Enxergar só uma característica do outro ou dar muita importância ao detalhe: experts ensinam a analisar o relacionamento e descobrir se você idealiza demais o parceiro
Diferentemente da música “La Vie em Rose”, que embala tantos momentos românticos ideais, a vida real não é totalmente cor de rosa. O seu amado – como todas as pessoas – também tem defeitos, às vezes difíceis de enxergar. Se esse é o seu caso, cuidado: você pode estar sofrendo de miopia amorosa.
Segundo o psicólogo Ailton Amélio, isso ocorre quando se projeta no outro aquilo que se gostaria que ele fosse. “Apaixonar-se envolve admirar o outro. E a admiração envolve idealização”, explica o especialista, autor do livro “Relacionamento Amoroso”
A miopia faz com que você olhe de tão perto que acabe enxergando só uma característica do parceiro. “Você vê apenas um ponto, geralmente aquele que pensava ser o mais importante em um homem”, explica a coach de relacionamentos Margareth Signorelli.
Esse tal ponto varia de mulher para mulher, de acordo com idade e características pessoais. Uma mulher madura pode estar procurando um parceiro bem-sucedido, não necessariamente rico. Já uma mais jovem pode estar buscando apenas um corpão. Elas focam tanto nesses pontos pré-definidos que acabam esquecendo que o parceiro não é só aquilo.
Foi exatamente o que aconteceu com a universitária Marcella Munhoz, que sempre quis – e arrumou – um namorado com abdômen definido.
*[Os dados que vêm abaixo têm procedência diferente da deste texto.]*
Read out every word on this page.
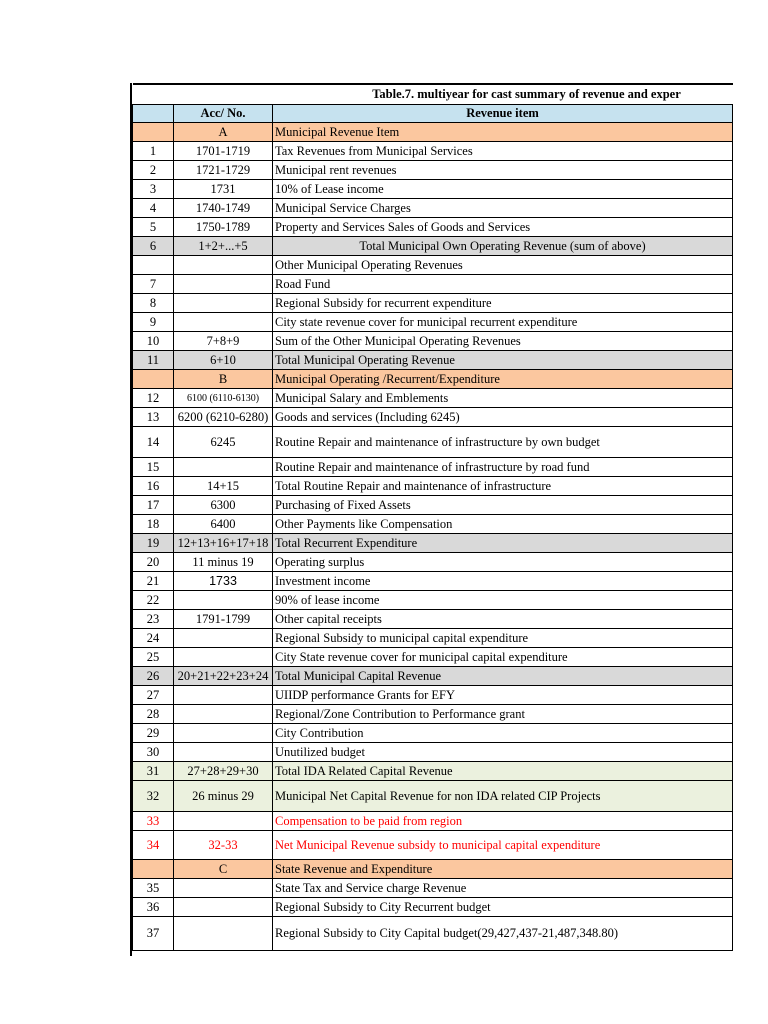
Table.7. multiyear for cast summary of revenue and exper		
	Acc/ No.	Revenue item
	A	Municipal Revenue Item
1	1701-1719	Tax Revenues from Municipal Services
2	1721-1729	Municipal rent revenues
3	1731	10% of Lease income
4	1740-1749	Municipal Service Charges
5	1750-1789	Property and Services Sales of Goods and Services
6	1+2+...+5	Total Municipal Own Operating Revenue (sum of above)
		Other Municipal Operating Revenues
7		Road Fund
8		Regional Subsidy for recurrent expenditure
9		City state revenue cover for municipal recurrent expenditure
10	7+8+9	Sum of the Other Municipal Operating Revenues
11	6+10	Total Municipal Operating Revenue
	B	Municipal Operating /Recurrent/Expenditure
12	6100 (6110-6130)	Municipal Salary and Emblements
13	6200 (6210-6280)	Goods and services (Including 6245)
14	6245	Routine Repair and maintenance of infrastructure by own budget
15		Routine Repair and maintenance of infrastructure by road fund
16	14+15	Total Routine Repair and maintenance of infrastructure
17	6300	Purchasing of Fixed Assets
18	6400	Other Payments like Compensation
19	12+13+16+17+18	Total Recurrent Expenditure
20	11 minus 19	Operating surplus
21	1733	Investment income
22		90% of lease income
23	1791-1799	Other capital receipts
24		Regional Subsidy to municipal capital expenditure
25		City State revenue cover for municipal capital expenditure
26	20+21+22+23+24	Total Municipal Capital Revenue
27		UIIDP performance Grants for EFY
28		Regional/Zone Contribution to Performance grant
29		City Contribution
30		Unutilized budget
31	27+28+29+30	Total IDA Related Capital Revenue
32	26 minus 29	Municipal Net Capital Revenue for non IDA related CIP Projects
33		Compensation to be paid from region
34	32-33	Net Municipal Revenue subsidy to municipal capital expenditure
	C	State Revenue and Expenditure
35		State Tax and Service charge Revenue
36		Regional Subsidy to City Recurrent budget
37		Regional Subsidy to City Capital budget(29,427,437-21,487,348.80)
A relação era ótima, até que ele começou a cobrar dela que também perdesse peso. “Ele me fazia sofrer horrores, colocava minha autoestima super para baixo”, desabafa a estudante.
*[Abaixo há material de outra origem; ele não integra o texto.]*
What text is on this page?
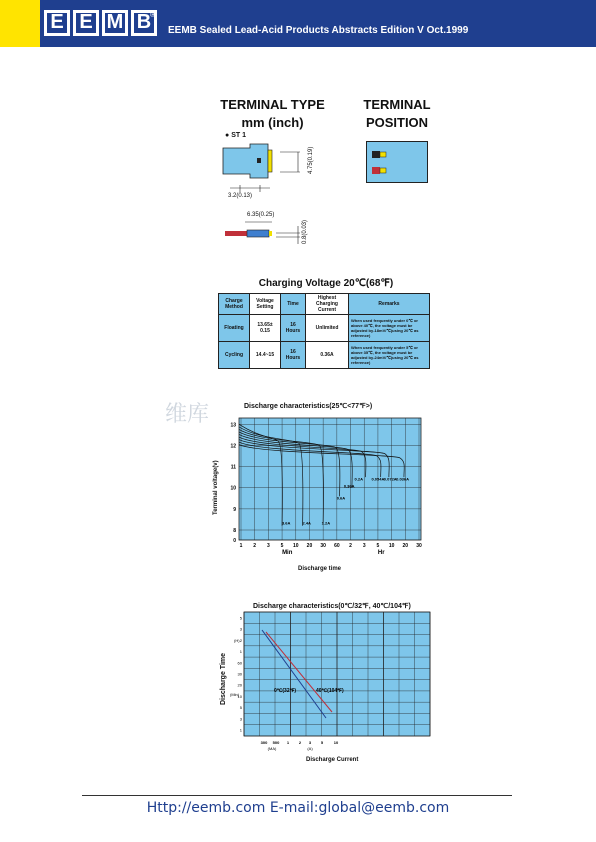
E E M B
®
EEMB Sealed Lead-Acid Products Abstracts Edition V Oct.1999
TERMINAL TYPE
mm (inch)
TERMINAL
POSITION
● ST 1
4.75(0.19)
3.2(0.13)
6.35(0.25)
0.8(0.03)
Charging Voltage 20℃(68℉)
Charge Method	Voltage Setting	Time	Highest Charging Current	Remarks
Floating	13.65± 0.15	16 Hours	Unlimited	When used frequently under 0℃ or above 40℃, the voltage must be adjusted by-18mV/℃(using 20℃ as reference)
Cycling	14.4~15	16 Hours	0.36A	When used frequently under 5℃ or above 35℃, the voltage must be adjusted by-24mV/℃(using 20℃ as reference)
维库	Discharge characteristics(25℃<77℉>)
Terminal voltage(v)
Discharge time
0
8
9
10
11
12
13
1 2 3 5 10 20 30 60 2 3 5 10 20 30
Min	Hr
3.6A	2.4A	1.2A
0.6A
0.36A
0.2A 0.054A 0.072A 0.036A
Discharge characteristics(0℃/32℉, 40℃/104℉)
Discharge Time
Discharge Current
5
3
2
1
60
30
20
10
5
3
1
(H)
(Min)
300 500 1 2 3 5	10
(MA)	(A)
0℃(32℉)	40℃(104℉)
Http://eemb.com E-mail:global@eemb.com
Ao realizar o sonho do tanquinho próprio, Marcella apresentou o primeiro sintoma de miopia amorosa: focou demais em uma parte – o abdômen – e acabou se esquecendo do todo. “Tem que enxergar de longe. Só se afastando podemos ver que a pessoa é muito mais do que isso”, aconselha a coach.
E esse “muito mais do que isso” pode não ser nada agradável. Quando observado de longe, talvez o príncipe se mostre, na verdade, um sapo – daqueles que destratam o garçom, não falam português corretamente, são um tanto frouxos com os amigos enquanto bancam o machão com você, entre outras atitudes extremamente broxantes.
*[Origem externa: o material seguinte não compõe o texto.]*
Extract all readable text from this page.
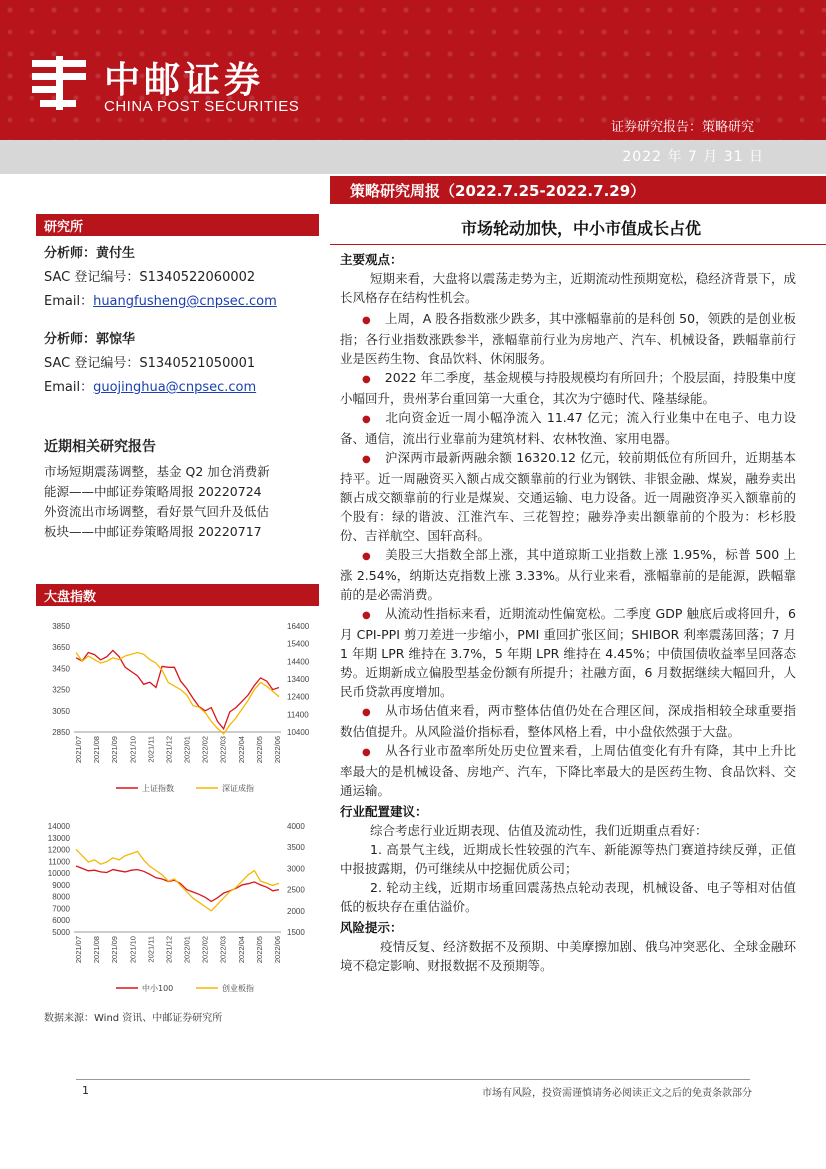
中邮证券
CHINA POST SECURITIES
证券研究报告：策略研究
2022 年 7 月 31 日
策略研究周报（2022.7.25-2022.7.29）
研究所
分析师：黄付生
SAC 登记编号：S1340522060002
Email：huangfusheng@cnpsec.com
分析师：郭惊华
SAC 登记编号：S1340521050001
Email：guojinghua@cnpsec.com
近期相关研究报告
市场短期震荡调整，基金 Q2 加仓消费新
能源——中邮证券策略周报 20220724
外资流出市场调整，看好景气回升及低估
板块——中邮证券策略周报 20220717
大盘指数
3850
3650
3450
3250
3050
2850
16400
15400
14400
13400
12400
11400
10400
2021/07 2021/08 2021/09 2021/10 2021/11 2021/12 2022/01 2022/02 2022/03 2022/04 2022/05 2022/06
上证指数	深证成指
14000
13000
12000
11000
10000
9000
8000
7000
6000
5000
4000
3500
3000
2500
2000
1500
2021/07 2021/08 2021/09 2021/10 2021/11 2021/12 2022/01 2022/02 2022/03 2022/04 2022/05 2022/06
中小100	创业板指
数据来源：Wind 资讯、中邮证券研究所
市场轮动加快，中小市值成长占优
主要观点：
短期来看，大盘将以震荡走势为主，近期流动性预期宽松，稳经济背景下，成长风格存在结构性机会。
● 上周，A 股各指数涨少跌多，其中涨幅靠前的是科创 50，领跌的是创业板指；各行业指数涨跌参半，涨幅靠前行业为房地产、汽车、机械设备，跌幅靠前行业是医药生物、食品饮料、休闲服务。
● 2022 年二季度，基金规模与持股规模均有所回升；个股层面，持股集中度小幅回升，贵州茅台重回第一大重仓，其次为宁德时代、隆基绿能。
● 北向资金近一周小幅净流入 11.47 亿元；流入行业集中在电子、电力设备、通信，流出行业靠前为建筑材料、农林牧渔、家用电器。
● 沪深两市最新两融余额 16320.12 亿元，较前期低位有所回升，近期基本持平。近一周融资买入额占成交额靠前的行业为钢铁、非银金融、煤炭，融券卖出额占成交额靠前的行业是煤炭、交通运输、电力设备。近一周融资净买入额靠前的个股有：绿的谐波、江淮汽车、三花智控；融券净卖出额靠前的个股为：杉杉股份、吉祥航空、国轩高科。
● 美股三大指数全部上涨，其中道琼斯工业指数上涨 1.95%，标普 500 上涨 2.54%，纳斯达克指数上涨 3.33%。从行业来看，涨幅靠前的是能源，跌幅靠前的是必需消费。
● 从流动性指标来看，近期流动性偏宽松。二季度 GDP 触底后或将回升，6 月 CPI-PPI 剪刀差进一步缩小，PMI 重回扩张区间；SHIBOR 利率震荡回落；7 月 1 年期 LPR 维持在 3.7%，5 年期 LPR 维持在 4.45%；中债国债收益率呈回落态势。近期新成立偏股型基金份额有所提升；社融方面，6 月数据继续大幅回升，人民币贷款再度增加。
● 从市场估值来看，两市整体估值仍处在合理区间，深成指相较全球重要指数估值提升。从风险溢价指标看，整体风格上看，中小盘依然强于大盘。
● 从各行业市盈率所处历史位置来看，上周估值变化有升有降，其中上升比率最大的是机械设备、房地产、汽车，下降比率最大的是医药生物、食品饮料、交通运输。
行业配置建议：
综合考虑行业近期表现、估值及流动性，我们近期重点看好：
1. 高景气主线，近期成长性较强的汽车、新能源等热门赛道持续反弹，正值中报披露期，仍可继续从中挖掘优质公司；
2. 轮动主线，近期市场重回震荡热点轮动表现，机械设备、电子等相对估值低的板块存在重估溢价。
风险提示：
疫情反复、经济数据不及预期、中美摩擦加剧、俄乌冲突恶化、全球金融环境不稳定影响、财报数据不及预期等。
1	市场有风险，投资需谨慎请务必阅读正文之后的免责条款部分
“Todo meu tempo livre era para ele”
A analista de trade marketing Thalita Gut Pilcsuk viveu um romance que já começou com pouca probabilidade de dar certo. Bem colocada profissionalmente e com mestrado concluído, ela se apaixonou por um homem com baixo grau de instrução e que havia voltado para a casa dos pais após um divórcio.
Mesmo com tantas diferenças, Thalita apostou na relação. “Eu achava que ele era o amor da minha vida. Todos diziam que eu estava vivendo a vidinha que ele queria e tinha deixado minha família, meus amigos. Todo meu tempo livre era para ele”, conta a analista de trade marketing, que sustentou a relação emocionalmente e financeiramente por dois anos.
Afastar-se de pessoas próximas é mais um sintoma da miopia. “Você monta uma lente que distorce e tende a ver do seu jeito”, comenta Amélio. A partir desta distorção, é muito comum o míope amoroso brigar com amigos e familiares que tentam lhe abrir os olhos, o que o afasta ainda mais do próprio círculo.
Marcella e Thalita superaram a miopia e, hoje, estão em outros relacionamentos. Marcella recorreu a sessões de terapia para ajudar. “Com muita clareza, minha terapeuta me mostrava aos poucos o quanto aquela pessoa não me fazia bem”, declara. A maior lição da experiência foi aprender a fazer uma autoanálise e se colocar em primeiro lugar.
O desfecho de Thalita foi um pouco mais dramático. Ela acabou descobrindo que o ex a traía com uma amiga de melhores condições financeiras. “Até hoje, não sei exatamente quem é a pessoa a quem me dediquei por dois anos. Era um desconhecido, por quem eu não sentia absolutamente nada”, conclui a analista de trade marketing.
Mas nem sempre a miopia amorosa é algo ruim. Depende da recorrência, da intensidade e de quanto ela complica a vida de uma das partes. “O mecanismo pode ser bom para preservar o relacionamento, mas se torna disfuncional quando a pessoa está carente e tende a repetir isso. Tem gente mais predisposta a se apaixonar e distorcer”, completa Ailton.